22 Month Old Question Help

8 Replies
DANI - November 9

My son is sweet most of the time but it seems like when we have a playdate at our house he becomes super active, and very personable (which is great) with the other toddlers, like, giving them more of an aggresive hug (almost like he's going to tackle them down but doesn't) but I constantly have to remind him to be gentle and nice, and he becomes overly protective over his toys and doesn't really dig the fact of other toddlers playing with his toys, and just overall I feel like i'm constantly telling him "no" don't take take the toy out of his or her hand or "give it back, please" or "can you please share your toys with him" I feel like the other toddlers that come to our house are completely opposite of my son and they seem to be more mellow and not ripping toys out of my sons hand and jumping around everywhere.

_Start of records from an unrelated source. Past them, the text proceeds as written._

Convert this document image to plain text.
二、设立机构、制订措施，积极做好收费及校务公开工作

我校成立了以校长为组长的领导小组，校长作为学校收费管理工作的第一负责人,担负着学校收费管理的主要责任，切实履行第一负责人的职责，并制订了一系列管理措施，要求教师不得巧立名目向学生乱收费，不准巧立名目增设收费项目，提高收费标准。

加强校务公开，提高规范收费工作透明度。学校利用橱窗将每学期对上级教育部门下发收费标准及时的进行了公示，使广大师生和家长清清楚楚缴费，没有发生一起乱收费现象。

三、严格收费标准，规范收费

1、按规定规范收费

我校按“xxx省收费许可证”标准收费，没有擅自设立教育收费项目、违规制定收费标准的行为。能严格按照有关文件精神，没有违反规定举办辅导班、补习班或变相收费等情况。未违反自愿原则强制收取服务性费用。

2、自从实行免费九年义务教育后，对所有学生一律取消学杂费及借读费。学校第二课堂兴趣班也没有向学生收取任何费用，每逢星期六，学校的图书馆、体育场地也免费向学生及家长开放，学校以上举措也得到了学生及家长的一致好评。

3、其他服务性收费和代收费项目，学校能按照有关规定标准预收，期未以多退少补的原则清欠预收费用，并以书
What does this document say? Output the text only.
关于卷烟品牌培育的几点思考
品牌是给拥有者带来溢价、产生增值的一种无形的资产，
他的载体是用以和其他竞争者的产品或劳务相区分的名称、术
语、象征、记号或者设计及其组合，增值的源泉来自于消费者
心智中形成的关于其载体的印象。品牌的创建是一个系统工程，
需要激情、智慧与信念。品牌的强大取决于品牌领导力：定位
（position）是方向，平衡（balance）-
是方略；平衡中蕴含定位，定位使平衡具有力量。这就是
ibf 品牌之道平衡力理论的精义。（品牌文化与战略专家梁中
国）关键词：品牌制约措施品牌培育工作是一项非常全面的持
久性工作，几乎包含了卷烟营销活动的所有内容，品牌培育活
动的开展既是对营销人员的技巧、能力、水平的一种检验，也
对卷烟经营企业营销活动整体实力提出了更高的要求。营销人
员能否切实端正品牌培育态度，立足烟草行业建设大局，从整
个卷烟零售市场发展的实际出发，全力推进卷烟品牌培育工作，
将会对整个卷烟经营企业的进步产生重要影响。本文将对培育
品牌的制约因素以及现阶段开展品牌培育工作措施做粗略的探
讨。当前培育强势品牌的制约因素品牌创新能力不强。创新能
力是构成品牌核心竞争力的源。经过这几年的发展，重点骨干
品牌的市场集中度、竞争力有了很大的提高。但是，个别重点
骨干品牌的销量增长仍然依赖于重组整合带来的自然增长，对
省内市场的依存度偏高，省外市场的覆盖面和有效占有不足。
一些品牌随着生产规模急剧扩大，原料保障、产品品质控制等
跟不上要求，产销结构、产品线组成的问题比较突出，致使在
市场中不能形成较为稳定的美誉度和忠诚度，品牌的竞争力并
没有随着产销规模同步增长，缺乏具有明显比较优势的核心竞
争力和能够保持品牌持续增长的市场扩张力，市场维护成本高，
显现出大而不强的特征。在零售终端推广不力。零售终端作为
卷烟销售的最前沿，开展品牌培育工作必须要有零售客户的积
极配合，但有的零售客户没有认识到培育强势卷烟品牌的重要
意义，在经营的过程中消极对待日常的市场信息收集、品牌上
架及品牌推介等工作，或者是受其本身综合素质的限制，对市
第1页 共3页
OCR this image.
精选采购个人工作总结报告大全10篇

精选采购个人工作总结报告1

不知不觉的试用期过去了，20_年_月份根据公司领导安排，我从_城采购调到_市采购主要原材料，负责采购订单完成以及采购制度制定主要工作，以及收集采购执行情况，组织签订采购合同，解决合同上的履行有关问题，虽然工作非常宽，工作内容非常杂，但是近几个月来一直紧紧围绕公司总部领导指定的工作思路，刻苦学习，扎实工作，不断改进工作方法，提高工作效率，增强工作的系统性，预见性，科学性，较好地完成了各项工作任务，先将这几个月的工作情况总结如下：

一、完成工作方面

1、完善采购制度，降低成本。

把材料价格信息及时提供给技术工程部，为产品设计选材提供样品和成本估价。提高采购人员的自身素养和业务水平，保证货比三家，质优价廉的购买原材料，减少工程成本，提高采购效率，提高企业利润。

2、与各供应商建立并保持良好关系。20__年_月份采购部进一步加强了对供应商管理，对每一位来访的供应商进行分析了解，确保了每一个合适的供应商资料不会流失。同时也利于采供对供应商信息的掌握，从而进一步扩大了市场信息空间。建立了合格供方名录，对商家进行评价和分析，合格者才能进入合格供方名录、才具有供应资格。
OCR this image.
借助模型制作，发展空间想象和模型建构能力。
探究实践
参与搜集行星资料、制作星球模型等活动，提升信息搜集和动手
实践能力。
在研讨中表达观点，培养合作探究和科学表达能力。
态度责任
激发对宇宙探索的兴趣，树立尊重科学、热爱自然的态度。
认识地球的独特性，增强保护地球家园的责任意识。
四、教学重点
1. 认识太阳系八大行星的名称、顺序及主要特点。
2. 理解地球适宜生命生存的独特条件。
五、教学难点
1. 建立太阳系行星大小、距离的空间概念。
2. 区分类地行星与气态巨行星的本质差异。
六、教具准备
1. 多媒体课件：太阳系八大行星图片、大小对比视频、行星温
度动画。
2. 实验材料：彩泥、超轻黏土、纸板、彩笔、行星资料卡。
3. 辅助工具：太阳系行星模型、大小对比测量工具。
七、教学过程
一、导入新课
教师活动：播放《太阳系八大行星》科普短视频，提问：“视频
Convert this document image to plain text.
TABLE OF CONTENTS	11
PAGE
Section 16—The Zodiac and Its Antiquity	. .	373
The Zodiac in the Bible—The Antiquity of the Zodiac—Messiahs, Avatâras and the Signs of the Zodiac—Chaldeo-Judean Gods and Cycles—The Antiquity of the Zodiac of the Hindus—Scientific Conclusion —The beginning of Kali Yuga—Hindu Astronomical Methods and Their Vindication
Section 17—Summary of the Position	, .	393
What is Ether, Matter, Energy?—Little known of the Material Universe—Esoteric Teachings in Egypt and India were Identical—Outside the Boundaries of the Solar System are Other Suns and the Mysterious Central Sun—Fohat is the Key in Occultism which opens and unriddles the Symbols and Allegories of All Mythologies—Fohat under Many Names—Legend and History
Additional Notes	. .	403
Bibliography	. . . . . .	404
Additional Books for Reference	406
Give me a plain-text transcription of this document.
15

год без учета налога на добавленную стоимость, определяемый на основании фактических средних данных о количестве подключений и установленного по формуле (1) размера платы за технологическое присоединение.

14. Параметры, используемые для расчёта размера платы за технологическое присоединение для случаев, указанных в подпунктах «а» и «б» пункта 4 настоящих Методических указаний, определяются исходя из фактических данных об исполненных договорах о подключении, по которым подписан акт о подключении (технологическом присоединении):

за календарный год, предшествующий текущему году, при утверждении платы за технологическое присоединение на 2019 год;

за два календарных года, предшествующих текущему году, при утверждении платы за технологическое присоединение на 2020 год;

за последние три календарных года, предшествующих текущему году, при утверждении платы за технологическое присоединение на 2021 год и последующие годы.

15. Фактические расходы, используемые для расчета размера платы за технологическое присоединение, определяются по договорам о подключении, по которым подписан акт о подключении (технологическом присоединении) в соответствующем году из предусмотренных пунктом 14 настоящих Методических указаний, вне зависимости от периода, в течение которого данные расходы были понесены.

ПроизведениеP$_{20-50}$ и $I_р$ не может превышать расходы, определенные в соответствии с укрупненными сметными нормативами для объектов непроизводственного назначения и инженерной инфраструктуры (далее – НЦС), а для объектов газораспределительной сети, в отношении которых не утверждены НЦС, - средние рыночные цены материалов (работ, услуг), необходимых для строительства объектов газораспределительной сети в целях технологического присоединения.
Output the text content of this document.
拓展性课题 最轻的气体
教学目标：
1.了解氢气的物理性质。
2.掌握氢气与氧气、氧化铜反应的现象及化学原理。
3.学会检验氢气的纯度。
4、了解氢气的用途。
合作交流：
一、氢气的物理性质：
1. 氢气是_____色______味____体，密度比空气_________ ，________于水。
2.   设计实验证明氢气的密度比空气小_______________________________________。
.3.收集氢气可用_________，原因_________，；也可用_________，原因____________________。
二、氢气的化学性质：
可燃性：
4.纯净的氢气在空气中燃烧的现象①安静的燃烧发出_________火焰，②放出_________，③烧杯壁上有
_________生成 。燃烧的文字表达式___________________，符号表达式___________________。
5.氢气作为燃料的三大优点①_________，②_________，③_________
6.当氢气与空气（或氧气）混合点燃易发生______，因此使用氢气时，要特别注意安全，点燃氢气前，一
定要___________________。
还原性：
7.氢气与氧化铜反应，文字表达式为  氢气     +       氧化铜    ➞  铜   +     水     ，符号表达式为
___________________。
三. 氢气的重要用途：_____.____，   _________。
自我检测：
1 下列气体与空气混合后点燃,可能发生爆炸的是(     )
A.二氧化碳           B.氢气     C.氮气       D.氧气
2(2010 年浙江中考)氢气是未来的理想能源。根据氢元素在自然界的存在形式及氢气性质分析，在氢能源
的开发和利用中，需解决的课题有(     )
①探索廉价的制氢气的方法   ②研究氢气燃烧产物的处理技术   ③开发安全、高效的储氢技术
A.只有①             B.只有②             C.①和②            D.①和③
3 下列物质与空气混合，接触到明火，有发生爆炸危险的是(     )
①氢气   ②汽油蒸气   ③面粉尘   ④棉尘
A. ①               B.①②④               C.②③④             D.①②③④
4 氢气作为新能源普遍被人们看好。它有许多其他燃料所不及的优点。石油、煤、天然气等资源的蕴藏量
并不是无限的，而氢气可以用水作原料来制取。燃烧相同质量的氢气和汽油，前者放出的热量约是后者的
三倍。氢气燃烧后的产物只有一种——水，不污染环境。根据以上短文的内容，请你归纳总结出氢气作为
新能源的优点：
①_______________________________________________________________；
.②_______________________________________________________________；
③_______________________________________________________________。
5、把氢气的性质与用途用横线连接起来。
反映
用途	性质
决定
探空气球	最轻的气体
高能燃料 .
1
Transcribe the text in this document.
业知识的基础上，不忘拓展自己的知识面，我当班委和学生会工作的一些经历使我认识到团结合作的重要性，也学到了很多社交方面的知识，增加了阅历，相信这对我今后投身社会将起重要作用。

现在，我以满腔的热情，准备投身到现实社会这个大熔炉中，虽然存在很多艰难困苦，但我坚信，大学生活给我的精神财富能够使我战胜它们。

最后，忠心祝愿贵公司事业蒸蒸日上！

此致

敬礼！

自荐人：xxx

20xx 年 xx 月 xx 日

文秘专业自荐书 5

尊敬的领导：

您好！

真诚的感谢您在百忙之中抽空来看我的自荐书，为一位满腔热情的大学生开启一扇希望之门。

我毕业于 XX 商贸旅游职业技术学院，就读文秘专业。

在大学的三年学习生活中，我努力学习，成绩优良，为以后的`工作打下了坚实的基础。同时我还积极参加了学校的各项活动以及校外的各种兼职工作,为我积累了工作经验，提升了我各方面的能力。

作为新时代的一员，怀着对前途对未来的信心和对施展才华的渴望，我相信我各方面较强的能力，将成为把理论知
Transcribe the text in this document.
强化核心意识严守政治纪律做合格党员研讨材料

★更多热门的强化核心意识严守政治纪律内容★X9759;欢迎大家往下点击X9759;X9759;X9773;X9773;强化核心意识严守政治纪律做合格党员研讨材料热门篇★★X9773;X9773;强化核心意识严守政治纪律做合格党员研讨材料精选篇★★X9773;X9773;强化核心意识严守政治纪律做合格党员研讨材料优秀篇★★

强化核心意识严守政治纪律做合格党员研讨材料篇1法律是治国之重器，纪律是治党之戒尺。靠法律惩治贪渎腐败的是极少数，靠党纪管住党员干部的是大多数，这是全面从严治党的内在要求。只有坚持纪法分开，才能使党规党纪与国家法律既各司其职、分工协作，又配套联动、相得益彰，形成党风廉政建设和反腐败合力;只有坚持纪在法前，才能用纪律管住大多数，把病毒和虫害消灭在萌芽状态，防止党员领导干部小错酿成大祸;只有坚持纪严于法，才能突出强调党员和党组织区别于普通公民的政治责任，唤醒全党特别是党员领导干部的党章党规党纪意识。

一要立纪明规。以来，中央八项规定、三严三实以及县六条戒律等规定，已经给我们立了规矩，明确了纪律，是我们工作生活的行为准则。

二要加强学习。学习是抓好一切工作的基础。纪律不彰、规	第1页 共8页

I know a lot of it has to do with him approaching 2 yrs old and not understanding the meaning of sharing, but I just feel like such a loser sometimes when I dont' have control over the situation and the other kiddo is acting like an angel. Is there any other mamas that are going through this same situation as me??? It seems like he really only acts like this at his house only. Thanks for your help.

 

DANI - November 9

Oh, and one more thing to add to this, I feel like the other mom is judging me like why is your kid acting like this. I know I shouldn't care what they think but it bothers me.

 

Question - November 9

Your son is geting close to two, which his actions are very normal. Maybe try some time out for him if several verbal attemps fail and do time out away from the others. And let him know what he is doing is wrong in private.

 

another Karen - November 10

Maybe create something to do for the kids which is not defined by ownership. Like making up playdough, dividing it and handing each child his own to play with for example. Take a plastic tablecloth to the park if there's one with a table. I guess it depends on how many kids there are and what their mothers can handle mess wise.

 

sashasmama - November 10

Well, one thing is that you are having playdates at your house, that means he feels more comfortable there than the other children. Does he do the same at other locations? Other child might be an angel at your house, but a little monster, like most of them are, at their house. My daughter is a very smart child, she's composed and mature for her age (2 in december), but as soon as you put her in the middle of a few other toddlers all that changes, they just get too excited and can't control themselves. It's so funny though. And another thing I learned is that they DO NOT LISTEN TO YOU when they are around other kids expecially, what works is letting them know in a physical way, like firmly moving him to another spot, or grabbing his arm to get his attention and then calmly telling him to share, that gets their attention.

 

claire83 - November 10

i studied children at college i have four daughters myself and this is normal behaviour children learn through play and at this stage in your sons development they like to play alone, keep the interaction with other children going though as it will help him learn etc also if he has no siblings then he is not used to sharing i have no doubt that if your son was at one of the other childrens home setting with thier toys they would react the same if in the same situation etc

 

cae - November 12

I asked the same question as sashasmama. Does he act like this outside your home, when you aren't nearby? Ethan(22 monthst) acts like a little monster when we have playdates in our home, but when he goes to toddlercare(daycare) he is around 7 other kids his age, and is well behaved. Atleast, I can see it in the webcam and his teacher tells me. My ped told me at this age he would push the b___tons of the ones he know the best, (me) and will listen to the ones he does not know very well, (is this case, his teacher).

 

in the woods - November 16

About sharing - this last year my dd cried a lot of tears as my son (almost 3 now) would be aggressive in protecting his toys or grabbing her toys away from her. All this year I spent explaining to her that he would understand sharing when he would be close to 3 years old. Basically, I was asking her for understanding, though she herself is only 4.5 now. The reason I was doing this was remembering her own developmental milestones - she was aggressive, she could not stand seeing toys in her brother's hands when she was 2 - 2.5 (he was under one at that time and could care less when she was grabbing his toys away, so that was less of a problem at that time). And she did get the concept of sharing at around 3. My son is sweet and gentle by nature, but this age, 2-3, is tough, when they learn to a__sert themselves. He's getting closer to his 3rd bd now, and things are getting easier. As well, in a pre-school where they go, he is a nice boy, taking and giving. It is a tough period, with all the looks from strangers, but it will pa__s.

 

kvilendrer - November 17

I agree with the other moms. This is very normal for a 2 year old. At my son's second birthday, he wouldn't talk to anyone. If any of the kids came near him, he screamed at them. And so what if the other mothers judge you?? I had to get over worrying about that. My husband's family used to outright call me a bad mother. They used to tell me that because I let my son CIO, that I neglected him. But I know the truth. I love my son to death and take wonderful care of him. Sorry to stray...anyways, this is totally normal and he will grow out of it.